Veteran Chinese diplomat appointed SCO secretary-general
China’s outgoing ambassador to the European Union, Zhang Ming, has taken over as the new secretary-general of the Shanghai Cooperation Organisation (SCO), an eight-member security bloc that includes India.
Zhang, who served for four years as the head of the Chinese mission to the EU, assumed office on January 1.
Zhang, 65, will be based at the SCO secretariat in Beijing and took over from Vladimir Norov, a former diplomat from Uzbekistan who had held the office since 2019.
Confirming the appointment on Wednesday, Chinese foreign ministry spokesperson, Wang Wenbin said: “According to SCO rules and as approved by the Council of Heads of States of the SCO, Zhang Ming has assumed the role of the SG of the SCO for a term of three years from January 1 this year.
“He is a veteran diplomat with great experience in multilateral diplomacy.

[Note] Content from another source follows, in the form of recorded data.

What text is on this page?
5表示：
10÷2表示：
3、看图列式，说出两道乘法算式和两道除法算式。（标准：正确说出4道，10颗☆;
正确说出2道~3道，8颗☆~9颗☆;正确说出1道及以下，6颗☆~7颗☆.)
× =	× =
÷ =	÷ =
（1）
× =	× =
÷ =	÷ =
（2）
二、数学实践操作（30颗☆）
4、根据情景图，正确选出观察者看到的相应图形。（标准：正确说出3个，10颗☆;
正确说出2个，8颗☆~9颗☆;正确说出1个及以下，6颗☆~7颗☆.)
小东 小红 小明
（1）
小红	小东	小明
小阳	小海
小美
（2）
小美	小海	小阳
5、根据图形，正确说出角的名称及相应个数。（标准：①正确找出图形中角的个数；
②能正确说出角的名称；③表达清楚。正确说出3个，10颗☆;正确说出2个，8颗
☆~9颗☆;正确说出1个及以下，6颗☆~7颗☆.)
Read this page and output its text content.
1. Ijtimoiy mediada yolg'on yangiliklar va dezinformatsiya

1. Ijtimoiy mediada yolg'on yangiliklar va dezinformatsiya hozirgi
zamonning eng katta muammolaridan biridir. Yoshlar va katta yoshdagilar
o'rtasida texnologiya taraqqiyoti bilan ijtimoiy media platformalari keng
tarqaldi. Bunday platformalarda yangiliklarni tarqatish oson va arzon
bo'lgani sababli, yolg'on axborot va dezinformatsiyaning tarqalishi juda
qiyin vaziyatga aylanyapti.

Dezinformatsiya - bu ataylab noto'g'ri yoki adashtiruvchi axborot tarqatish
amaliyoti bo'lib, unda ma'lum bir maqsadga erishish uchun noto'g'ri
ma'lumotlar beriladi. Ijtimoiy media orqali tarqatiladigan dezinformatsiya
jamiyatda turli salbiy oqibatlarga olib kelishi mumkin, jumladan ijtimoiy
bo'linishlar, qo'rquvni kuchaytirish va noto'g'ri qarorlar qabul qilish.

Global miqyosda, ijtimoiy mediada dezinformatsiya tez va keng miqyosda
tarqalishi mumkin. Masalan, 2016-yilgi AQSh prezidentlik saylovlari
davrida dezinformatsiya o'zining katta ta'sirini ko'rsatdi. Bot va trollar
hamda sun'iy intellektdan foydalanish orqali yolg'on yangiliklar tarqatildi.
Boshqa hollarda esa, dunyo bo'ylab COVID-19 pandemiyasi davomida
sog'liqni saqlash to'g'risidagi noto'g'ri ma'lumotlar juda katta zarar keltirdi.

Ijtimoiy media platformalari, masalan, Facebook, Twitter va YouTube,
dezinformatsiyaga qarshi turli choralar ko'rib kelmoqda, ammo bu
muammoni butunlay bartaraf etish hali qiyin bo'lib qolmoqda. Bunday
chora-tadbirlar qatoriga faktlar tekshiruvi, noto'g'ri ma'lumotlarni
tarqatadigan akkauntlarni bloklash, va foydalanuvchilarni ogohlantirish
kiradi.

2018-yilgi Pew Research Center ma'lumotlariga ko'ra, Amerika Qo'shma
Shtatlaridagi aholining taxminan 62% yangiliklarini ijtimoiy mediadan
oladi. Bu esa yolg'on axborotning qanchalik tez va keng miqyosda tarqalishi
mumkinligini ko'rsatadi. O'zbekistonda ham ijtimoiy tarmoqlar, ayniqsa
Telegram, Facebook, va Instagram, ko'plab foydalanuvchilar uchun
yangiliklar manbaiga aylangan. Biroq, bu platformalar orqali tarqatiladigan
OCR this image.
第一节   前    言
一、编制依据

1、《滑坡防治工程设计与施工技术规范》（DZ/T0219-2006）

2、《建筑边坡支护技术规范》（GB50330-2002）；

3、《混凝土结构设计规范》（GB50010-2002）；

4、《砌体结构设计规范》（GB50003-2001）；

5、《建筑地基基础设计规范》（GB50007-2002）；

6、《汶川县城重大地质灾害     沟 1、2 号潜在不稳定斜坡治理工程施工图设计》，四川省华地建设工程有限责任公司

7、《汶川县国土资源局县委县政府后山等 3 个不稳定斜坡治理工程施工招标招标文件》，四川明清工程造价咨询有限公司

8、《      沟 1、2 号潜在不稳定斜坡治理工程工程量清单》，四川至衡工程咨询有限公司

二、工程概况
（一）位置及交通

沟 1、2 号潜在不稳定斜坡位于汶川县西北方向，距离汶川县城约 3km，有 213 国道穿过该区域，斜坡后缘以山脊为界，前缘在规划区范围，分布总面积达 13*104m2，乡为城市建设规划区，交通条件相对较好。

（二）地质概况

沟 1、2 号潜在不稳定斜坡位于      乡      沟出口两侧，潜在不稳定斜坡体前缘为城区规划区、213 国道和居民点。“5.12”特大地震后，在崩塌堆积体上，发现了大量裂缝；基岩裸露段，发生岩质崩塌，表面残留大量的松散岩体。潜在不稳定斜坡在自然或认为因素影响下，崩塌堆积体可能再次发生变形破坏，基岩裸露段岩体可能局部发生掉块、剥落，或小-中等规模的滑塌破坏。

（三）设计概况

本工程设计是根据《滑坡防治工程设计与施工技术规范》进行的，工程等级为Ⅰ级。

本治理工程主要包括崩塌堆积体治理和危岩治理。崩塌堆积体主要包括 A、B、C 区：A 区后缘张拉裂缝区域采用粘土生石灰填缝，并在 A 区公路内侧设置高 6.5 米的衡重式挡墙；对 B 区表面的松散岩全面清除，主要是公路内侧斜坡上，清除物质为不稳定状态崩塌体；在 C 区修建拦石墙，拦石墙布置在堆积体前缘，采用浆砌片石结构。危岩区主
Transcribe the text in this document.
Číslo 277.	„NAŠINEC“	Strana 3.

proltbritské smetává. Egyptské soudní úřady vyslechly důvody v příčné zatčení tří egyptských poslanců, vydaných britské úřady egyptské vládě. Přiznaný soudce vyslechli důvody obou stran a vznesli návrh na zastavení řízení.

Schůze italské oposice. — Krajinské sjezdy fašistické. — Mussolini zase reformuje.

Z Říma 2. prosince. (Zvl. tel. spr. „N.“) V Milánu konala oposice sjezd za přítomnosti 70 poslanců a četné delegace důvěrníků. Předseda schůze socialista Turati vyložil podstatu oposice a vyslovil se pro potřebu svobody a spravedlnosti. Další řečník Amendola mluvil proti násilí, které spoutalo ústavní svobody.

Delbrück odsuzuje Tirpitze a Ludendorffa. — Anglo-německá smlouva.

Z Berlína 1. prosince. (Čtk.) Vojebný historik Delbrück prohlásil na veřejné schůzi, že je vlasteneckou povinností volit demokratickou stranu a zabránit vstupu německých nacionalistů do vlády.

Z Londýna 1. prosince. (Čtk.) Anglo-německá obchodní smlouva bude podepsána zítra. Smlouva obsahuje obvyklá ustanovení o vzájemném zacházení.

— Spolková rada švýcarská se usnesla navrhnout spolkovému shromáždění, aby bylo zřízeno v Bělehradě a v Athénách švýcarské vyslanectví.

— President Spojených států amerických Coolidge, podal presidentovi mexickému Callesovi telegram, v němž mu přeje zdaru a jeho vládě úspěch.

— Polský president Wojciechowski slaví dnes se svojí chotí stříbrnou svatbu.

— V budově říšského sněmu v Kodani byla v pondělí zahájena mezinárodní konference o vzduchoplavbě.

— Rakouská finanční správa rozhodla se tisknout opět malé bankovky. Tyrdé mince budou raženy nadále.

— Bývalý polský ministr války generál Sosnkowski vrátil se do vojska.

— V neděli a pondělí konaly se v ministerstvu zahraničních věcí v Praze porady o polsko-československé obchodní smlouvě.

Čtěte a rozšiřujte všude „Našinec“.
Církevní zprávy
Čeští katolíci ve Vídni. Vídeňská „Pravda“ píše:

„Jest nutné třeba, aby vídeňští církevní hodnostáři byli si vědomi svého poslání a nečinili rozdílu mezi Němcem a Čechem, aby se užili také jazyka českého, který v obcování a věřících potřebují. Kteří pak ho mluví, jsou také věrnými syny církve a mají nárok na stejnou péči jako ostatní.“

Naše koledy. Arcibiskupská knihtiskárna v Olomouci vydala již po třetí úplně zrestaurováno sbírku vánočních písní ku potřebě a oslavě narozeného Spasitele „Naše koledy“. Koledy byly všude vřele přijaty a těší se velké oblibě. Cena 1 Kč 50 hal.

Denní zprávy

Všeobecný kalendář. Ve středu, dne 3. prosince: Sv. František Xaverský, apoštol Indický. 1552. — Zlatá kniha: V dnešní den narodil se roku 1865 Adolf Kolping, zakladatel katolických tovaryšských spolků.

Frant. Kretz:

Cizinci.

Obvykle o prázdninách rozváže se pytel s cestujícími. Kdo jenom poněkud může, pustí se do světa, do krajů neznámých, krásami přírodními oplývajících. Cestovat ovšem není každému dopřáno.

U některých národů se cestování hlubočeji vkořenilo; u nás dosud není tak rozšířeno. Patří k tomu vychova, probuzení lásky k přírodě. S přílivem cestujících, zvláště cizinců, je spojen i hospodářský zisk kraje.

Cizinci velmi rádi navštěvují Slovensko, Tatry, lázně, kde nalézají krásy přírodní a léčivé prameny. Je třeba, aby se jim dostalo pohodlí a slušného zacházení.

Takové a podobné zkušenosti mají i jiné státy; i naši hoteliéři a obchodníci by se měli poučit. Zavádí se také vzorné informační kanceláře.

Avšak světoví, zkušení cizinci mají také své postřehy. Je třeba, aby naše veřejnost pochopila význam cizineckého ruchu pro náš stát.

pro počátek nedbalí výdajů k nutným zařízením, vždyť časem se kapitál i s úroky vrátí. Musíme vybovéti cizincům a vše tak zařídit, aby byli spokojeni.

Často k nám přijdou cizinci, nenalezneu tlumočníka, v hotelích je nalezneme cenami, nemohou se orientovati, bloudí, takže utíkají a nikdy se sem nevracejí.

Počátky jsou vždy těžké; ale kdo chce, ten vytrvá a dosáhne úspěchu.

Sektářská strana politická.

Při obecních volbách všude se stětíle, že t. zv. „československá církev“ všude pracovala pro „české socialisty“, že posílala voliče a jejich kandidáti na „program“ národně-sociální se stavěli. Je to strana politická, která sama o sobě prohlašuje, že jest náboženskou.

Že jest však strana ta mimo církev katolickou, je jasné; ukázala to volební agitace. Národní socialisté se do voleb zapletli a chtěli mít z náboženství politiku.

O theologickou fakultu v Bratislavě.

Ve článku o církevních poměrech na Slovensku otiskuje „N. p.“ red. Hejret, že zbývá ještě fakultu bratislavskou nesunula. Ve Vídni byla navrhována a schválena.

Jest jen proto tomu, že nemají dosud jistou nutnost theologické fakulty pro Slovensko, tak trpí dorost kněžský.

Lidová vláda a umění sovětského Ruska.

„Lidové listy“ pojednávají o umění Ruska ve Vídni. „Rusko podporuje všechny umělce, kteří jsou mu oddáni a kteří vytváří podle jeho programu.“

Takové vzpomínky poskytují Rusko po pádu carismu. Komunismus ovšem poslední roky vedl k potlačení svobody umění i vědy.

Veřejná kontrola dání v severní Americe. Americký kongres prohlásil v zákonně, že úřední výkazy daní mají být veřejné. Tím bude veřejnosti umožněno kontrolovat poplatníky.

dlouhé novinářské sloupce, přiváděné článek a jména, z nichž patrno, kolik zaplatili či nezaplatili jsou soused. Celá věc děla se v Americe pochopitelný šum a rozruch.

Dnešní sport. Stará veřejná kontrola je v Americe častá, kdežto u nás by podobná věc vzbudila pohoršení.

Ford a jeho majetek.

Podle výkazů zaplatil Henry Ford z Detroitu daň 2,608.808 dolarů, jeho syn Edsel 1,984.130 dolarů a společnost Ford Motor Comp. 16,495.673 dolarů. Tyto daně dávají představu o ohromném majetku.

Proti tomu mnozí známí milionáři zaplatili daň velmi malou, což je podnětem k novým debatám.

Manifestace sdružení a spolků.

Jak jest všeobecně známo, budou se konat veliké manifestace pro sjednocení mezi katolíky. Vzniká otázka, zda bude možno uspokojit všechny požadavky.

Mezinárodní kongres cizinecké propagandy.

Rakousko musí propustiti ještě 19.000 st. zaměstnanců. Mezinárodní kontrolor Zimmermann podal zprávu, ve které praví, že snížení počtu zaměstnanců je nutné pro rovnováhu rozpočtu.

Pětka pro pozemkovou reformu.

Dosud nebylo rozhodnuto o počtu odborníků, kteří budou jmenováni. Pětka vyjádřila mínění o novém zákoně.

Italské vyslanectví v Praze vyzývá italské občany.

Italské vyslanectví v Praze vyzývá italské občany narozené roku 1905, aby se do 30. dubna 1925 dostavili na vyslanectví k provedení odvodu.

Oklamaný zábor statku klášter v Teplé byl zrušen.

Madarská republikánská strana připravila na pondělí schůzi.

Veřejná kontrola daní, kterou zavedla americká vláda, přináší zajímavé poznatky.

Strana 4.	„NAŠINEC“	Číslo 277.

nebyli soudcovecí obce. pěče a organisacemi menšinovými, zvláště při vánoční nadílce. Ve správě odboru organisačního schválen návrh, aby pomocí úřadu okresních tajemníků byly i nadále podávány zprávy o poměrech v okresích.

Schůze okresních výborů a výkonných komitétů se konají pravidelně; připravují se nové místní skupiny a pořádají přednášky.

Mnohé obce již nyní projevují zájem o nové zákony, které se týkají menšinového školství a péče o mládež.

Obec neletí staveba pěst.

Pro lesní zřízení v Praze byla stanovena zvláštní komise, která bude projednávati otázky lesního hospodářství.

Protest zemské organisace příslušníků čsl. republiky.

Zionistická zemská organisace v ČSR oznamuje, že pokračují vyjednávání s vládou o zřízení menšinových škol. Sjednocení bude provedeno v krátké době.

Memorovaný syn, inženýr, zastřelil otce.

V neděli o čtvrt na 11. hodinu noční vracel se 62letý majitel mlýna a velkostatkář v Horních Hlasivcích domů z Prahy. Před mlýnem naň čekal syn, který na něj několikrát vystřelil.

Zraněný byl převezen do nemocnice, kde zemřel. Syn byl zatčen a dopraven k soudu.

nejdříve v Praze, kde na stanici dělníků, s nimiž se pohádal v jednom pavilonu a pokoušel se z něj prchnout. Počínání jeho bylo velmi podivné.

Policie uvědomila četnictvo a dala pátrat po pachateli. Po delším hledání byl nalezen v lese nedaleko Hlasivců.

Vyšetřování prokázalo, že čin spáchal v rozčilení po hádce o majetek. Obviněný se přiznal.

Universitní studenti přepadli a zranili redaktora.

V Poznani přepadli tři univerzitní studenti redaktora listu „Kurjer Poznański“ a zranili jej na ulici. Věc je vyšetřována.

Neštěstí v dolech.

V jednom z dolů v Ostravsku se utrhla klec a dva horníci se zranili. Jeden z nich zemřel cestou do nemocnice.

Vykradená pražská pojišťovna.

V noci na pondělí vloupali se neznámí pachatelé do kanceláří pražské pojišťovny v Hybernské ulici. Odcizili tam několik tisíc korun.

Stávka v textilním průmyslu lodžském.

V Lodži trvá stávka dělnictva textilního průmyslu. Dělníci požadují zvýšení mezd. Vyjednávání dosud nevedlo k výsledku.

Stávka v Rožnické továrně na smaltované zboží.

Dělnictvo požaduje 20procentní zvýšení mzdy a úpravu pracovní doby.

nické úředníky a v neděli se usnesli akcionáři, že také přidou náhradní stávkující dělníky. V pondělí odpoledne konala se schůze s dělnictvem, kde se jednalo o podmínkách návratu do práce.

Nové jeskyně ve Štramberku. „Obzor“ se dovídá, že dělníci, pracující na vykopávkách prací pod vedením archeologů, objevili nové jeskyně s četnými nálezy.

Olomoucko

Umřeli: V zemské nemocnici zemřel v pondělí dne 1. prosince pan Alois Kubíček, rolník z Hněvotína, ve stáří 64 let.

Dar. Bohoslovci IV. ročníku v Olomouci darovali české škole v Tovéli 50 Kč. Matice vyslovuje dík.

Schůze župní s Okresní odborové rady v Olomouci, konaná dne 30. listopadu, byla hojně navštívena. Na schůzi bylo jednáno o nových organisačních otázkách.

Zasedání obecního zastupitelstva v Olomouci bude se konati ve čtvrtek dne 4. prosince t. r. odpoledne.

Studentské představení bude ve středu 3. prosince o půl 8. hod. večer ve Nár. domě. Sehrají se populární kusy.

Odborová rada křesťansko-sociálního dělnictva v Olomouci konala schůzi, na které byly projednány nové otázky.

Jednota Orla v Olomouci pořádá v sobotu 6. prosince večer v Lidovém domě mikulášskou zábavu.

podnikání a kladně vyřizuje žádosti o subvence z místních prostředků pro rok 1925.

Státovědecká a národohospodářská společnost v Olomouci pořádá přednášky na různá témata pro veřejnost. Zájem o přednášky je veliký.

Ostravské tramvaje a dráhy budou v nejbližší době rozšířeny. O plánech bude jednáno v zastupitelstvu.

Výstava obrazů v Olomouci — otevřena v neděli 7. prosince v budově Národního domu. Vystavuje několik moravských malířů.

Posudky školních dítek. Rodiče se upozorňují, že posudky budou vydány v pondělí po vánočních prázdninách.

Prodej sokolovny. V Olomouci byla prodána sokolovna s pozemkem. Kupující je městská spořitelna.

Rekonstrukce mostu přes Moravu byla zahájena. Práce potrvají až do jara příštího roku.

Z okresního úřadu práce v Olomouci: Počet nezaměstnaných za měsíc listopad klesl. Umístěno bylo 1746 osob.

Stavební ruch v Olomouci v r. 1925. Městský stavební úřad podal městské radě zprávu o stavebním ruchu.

I am sure like his predecessors, he will achieve new progress.”
“As the host country of the SCO secretariat, China will continue to support the secretariat and the secretary-general and will work with other parties to uphold the Shanghai spirit, deepen political security, trade, connectivity and cultural cooperation,” Wang said.
The SCO comprises eight member states: India, Kazakhstan, China, the Kyrgyz Republic, Pakistan, Russia, Tajikistan and Uzbekistan.
The security-focused bloc also comprises four countries with “observer” status and six more as “dialogue partners”.
India and Pakistan joined SCO at the Astana summit in 2017.
Zhang, who had served in Yemen, Oman and Israel among other countries, had earlier served as both assistant minister and vice-minister of foreign affairs at the Chinese ministry of foreign affairs.
The senior Chinese diplomat’s takers over SCO head in the backdrop of Pakistan’s frequent efforts to bring up the issue of Kashmir, a bilateral one, at the multilateral forum, going against the mechanism’s charter.
In September, NSA Ajit Doval walked out of a virtual meeting of national security advisers of SCO states after his Pakistani counterpart, Moeed Yusuf, projected a map, which inaccurately depicted the borders of the two countries.
And, in November, external affairs minister S Jaishankar criticised another attempt to bring up bilateral problems at the 20th meeting of the SCO Council of Heads of Government.
“It is unfortunate to note that there have been repeated attempts to deliberately bring bilateral issues into SCO. This violates the well-established principles and norms of SCO Charter. Such acts are counterproductive to the spirit of consensus and cooperation that define this organisation and should be condemned,” Jaishankar then said.